今年は、祭りの荒らしがあちこちで起こっている。法政で田川さんの秋田の祭りの話を聞いたこともあり、気になる。

祭りは、もともとは、疫病退治や豊作祈願や豊作祝いやら何かしら意味があって始まっているが、農耕のリズムのなかで、歌垣などに代表される隣村などとの男女の出会いや、若者のエネルギー発散の場でもあった。

しかし、喧嘩や共同体崩壊につながらないよう、神様を祭ることにし、ムラごとに祭りのルールを決めていた。若者達が自分達で自治を学ぶことや、代々のルールを伝えていくという生活の知恵・知恵を学ぶ場所でもあった。

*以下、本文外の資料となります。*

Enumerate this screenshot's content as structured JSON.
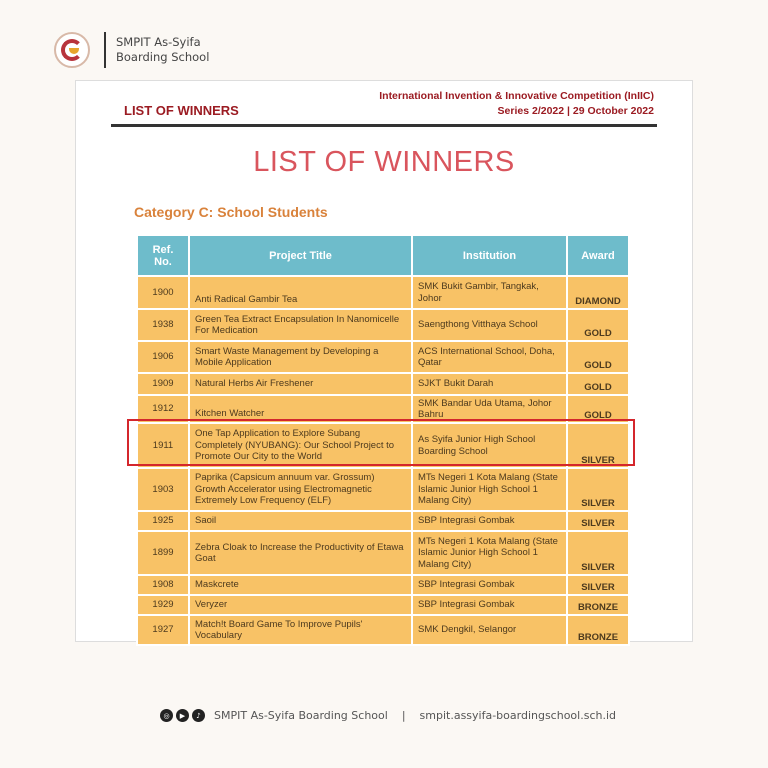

ところが、共同体が崩壊し、祭りを守り、維持している側も、祭りが目的となっており、みこしの担ぎ手がいなければ、他地域から応援を頼むようなところがあったり、観光と結びつけて見世物化してしまっている。

荒らしが起こるのは、余所者を入れてしまった主催者側にも問題がある。担ぎ手として、あるいは観光客として。本来は、それぞれの共同体を維持するためのムラの祭りであったはずなのに。

荒らしのような若者のエネルギーを発散させる場所を持たない社会が悪いとも言える。本当は、各コミュニティがそうした役割を持つべきだが、すでに、生活の必要性からの共同体は農村とその後の会社を含め、消えてしまっている。そうだとしたら、フラグメンタルな若者のエネルギーを吐き出す国家政策が必要だ。吉宗の花見のように無礼講の場所と時が必要だ。

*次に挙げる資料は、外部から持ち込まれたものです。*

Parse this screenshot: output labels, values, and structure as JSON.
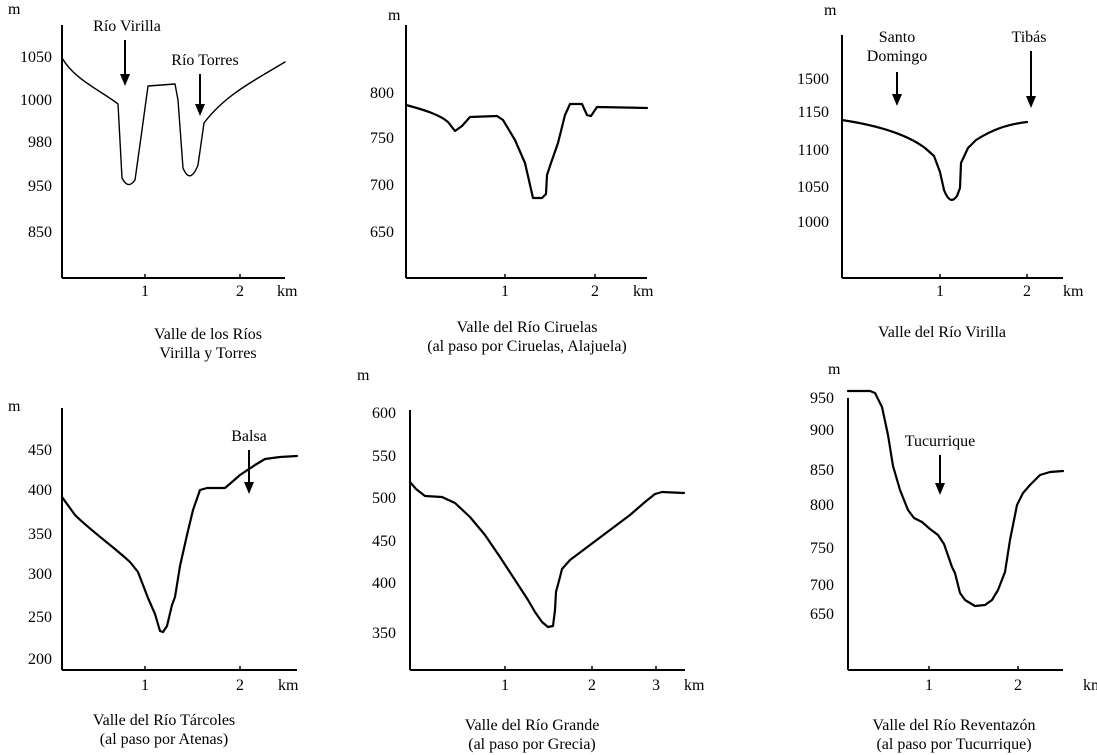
{
  "chart_data": [
    {
      "type": "line",
      "title": "Valle de los Ríos Virilla y Torres",
      "title_lines": [
        "Valle de los Ríos",
        "Virilla y Torres"
      ],
      "ylabel": "m",
      "xlabel": "km",
      "yticks": [
        "1050",
        "1000",
        "980",
        "950",
        "850"
      ],
      "xticks": [
        "1",
        "2"
      ],
      "annotations": [
        {
          "text_lines": [
            "Río Virilla"
          ]
        },
        {
          "text_lines": [
            "Río Torres"
          ]
        }
      ]
    },
    {
      "type": "line",
      "title": "Valle del Río Ciruelas (al paso por Ciruelas, Alajuela)",
      "title_lines": [
        "Valle del Río Ciruelas",
        "(al paso por Ciruelas,  Alajuela)"
      ],
      "ylabel": "m",
      "xlabel": "km",
      "yticks": [
        "800",
        "750",
        "700",
        "650"
      ],
      "xticks": [
        "1",
        "2"
      ],
      "annotations": []
    },
    {
      "type": "line",
      "title": "Valle del Río Virilla",
      "title_lines": [
        "Valle del Río Virilla"
      ],
      "ylabel": "m",
      "xlabel": "km",
      "yticks": [
        "1500",
        "1150",
        "1100",
        "1050",
        "1000"
      ],
      "xticks": [
        "1",
        "2"
      ],
      "annotations": [
        {
          "text_lines": [
            "Santo",
            "Domingo"
          ]
        },
        {
          "text_lines": [
            "Tibás"
          ]
        }
      ]
    },
    {
      "type": "line",
      "title": "Valle del Río Tárcoles (al paso por Atenas)",
      "title_lines": [
        "Valle del Río Tárcoles",
        "(al paso por Atenas)"
      ],
      "ylabel": "m",
      "xlabel": "km",
      "yticks": [
        "450",
        "400",
        "350",
        "300",
        "250",
        "200"
      ],
      "xticks": [
        "1",
        "2"
      ],
      "annotations": [
        {
          "text_lines": [
            "Balsa"
          ]
        }
      ]
    },
    {
      "type": "line",
      "title": "Valle del Río Grande (al paso por Grecia)",
      "title_lines": [
        "Valle del Río Grande",
        "(al paso por Grecia)"
      ],
      "ylabel": "m",
      "xlabel": "km",
      "yticks": [
        "600",
        "550",
        "500",
        "450",
        "400",
        "350"
      ],
      "xticks": [
        "1",
        "2",
        "3"
      ],
      "annotations": []
    },
    {
      "type": "line",
      "title": "Valle del Río Reventazón (al paso por Tucurrique)",
      "title_lines": [
        "Valle del Río Reventazón",
        "(al paso por Tucurrique)"
      ],
      "ylabel": "m",
      "xlabel": "km",
      "yticks": [
        "950",
        "900",
        "850",
        "800",
        "750",
        "700",
        "650"
      ],
      "xticks": [
        "1",
        "2"
      ],
      "annotations": [
        {
          "text_lines": [
            "Tucurrique"
          ]
        }
      ]
    }
  ]
}
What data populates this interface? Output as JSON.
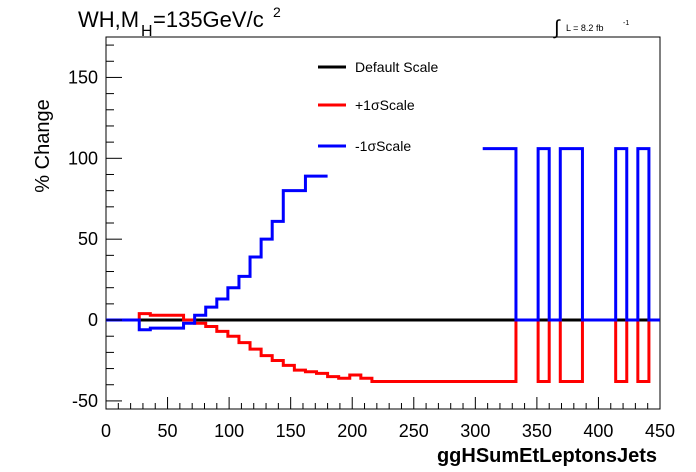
{
  "chart_data": {
    "type": "line",
    "title": "WH,M",
    "title_sub": "H",
    "title_rest": "=135GeV/c",
    "title_sup": "2",
    "lumi": {
      "integral_symbol": "∫",
      "text": "L = 8.2 fb",
      "sup": "-1"
    },
    "xlabel": "ggHSumEtLeptonsJets",
    "ylabel": "% Change",
    "xlim": [
      0,
      450
    ],
    "ylim": [
      -55,
      175
    ],
    "xticks": [
      0,
      50,
      100,
      150,
      200,
      250,
      300,
      350,
      400,
      450
    ],
    "yticks": [
      -50,
      0,
      50,
      100,
      150
    ],
    "legend_position": "top-center",
    "grid": false,
    "series": [
      {
        "name": "Default Scale",
        "color": "#000000",
        "steps": [
          [
            0,
            450,
            0
          ]
        ]
      },
      {
        "name": "+1σScale",
        "color": "#ff0000",
        "steps": [
          [
            0,
            27,
            0
          ],
          [
            27,
            36,
            4
          ],
          [
            36,
            63,
            3
          ],
          [
            63,
            72,
            0
          ],
          [
            72,
            81,
            -2
          ],
          [
            81,
            90,
            -4
          ],
          [
            90,
            99,
            -7
          ],
          [
            99,
            108,
            -10
          ],
          [
            108,
            117,
            -14
          ],
          [
            117,
            126,
            -18
          ],
          [
            126,
            135,
            -22
          ],
          [
            135,
            144,
            -25
          ],
          [
            144,
            153,
            -28
          ],
          [
            153,
            162,
            -31
          ],
          [
            162,
            171,
            -32
          ],
          [
            171,
            180,
            -33
          ],
          [
            180,
            189,
            -35
          ],
          [
            189,
            198,
            -36
          ],
          [
            198,
            207,
            -34
          ],
          [
            207,
            216,
            -36
          ],
          [
            216,
            225,
            -38
          ],
          [
            225,
            333,
            -38
          ],
          [
            333,
            351,
            0
          ],
          [
            351,
            360,
            -38
          ],
          [
            360,
            369,
            0
          ],
          [
            369,
            387,
            -38
          ],
          [
            387,
            414,
            0
          ],
          [
            414,
            423,
            -38
          ],
          [
            423,
            432,
            0
          ],
          [
            432,
            441,
            -38
          ],
          [
            441,
            450,
            0
          ]
        ]
      },
      {
        "name": "-1σScale",
        "color": "#0000ff",
        "steps": [
          [
            0,
            27,
            0
          ],
          [
            27,
            36,
            -6
          ],
          [
            36,
            63,
            -5
          ],
          [
            63,
            72,
            -2
          ],
          [
            72,
            81,
            3
          ],
          [
            81,
            90,
            8
          ],
          [
            90,
            99,
            13
          ],
          [
            99,
            108,
            20
          ],
          [
            108,
            117,
            27
          ],
          [
            117,
            126,
            39
          ],
          [
            126,
            135,
            50
          ],
          [
            135,
            144,
            61
          ],
          [
            144,
            162,
            80
          ],
          [
            162,
            171,
            89
          ],
          [
            171,
            180,
            89
          ],
          [
            306,
            333,
            106
          ],
          [
            333,
            351,
            0
          ],
          [
            351,
            360,
            106
          ],
          [
            360,
            369,
            0
          ],
          [
            369,
            387,
            106
          ],
          [
            387,
            414,
            0
          ],
          [
            414,
            423,
            106
          ],
          [
            423,
            432,
            0
          ],
          [
            432,
            441,
            106
          ],
          [
            441,
            450,
            0
          ]
        ],
        "gap_after_x": 180,
        "resume_x": 306
      }
    ]
  }
}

祭りの主催者の方は、全国から来る荒らしに対しては、閉ざすことも一つの方策だ。祭りを観光にせずに、ひそやかにやる。

あるいは、近隣からの荒らしであるなら、こうした若者を祭りの本来のルールのなかに取り込んでしまう仕組みを考える必要がある。氏子にまでしないにしても、ある修行の過程を作って、ルールを学ばせる。

こうした若者は、枠に飢えているようなところがある。だから組に入ったりする。最近は、組に入るほど根性はないかもしれないが。だから上手に組み込めばよいやつになる可能性はある。若衆の自治組織に任せて、こうしたフラグメンタルな若者を更正させる仕組みを作り出すことはできないものか。

もっとも、最近の若者は、一人でゲームに興じる系であり、同じムラのなかでも、コミュニケーション能力がないのだから、なかなかそれも難しいかもしれないが。

一雅らの、江別の飲み仲間のような、彼ら同志のなかでの親分肌や交渉係りなどの分担が自然にでき、同志の言うことなら互いに聞く、別のグループの交渉なども彼らのなかでやれる・・というようなものを、ただの飲み仲間ではなく、祭りというようなことに結び付けられるとよいのだが。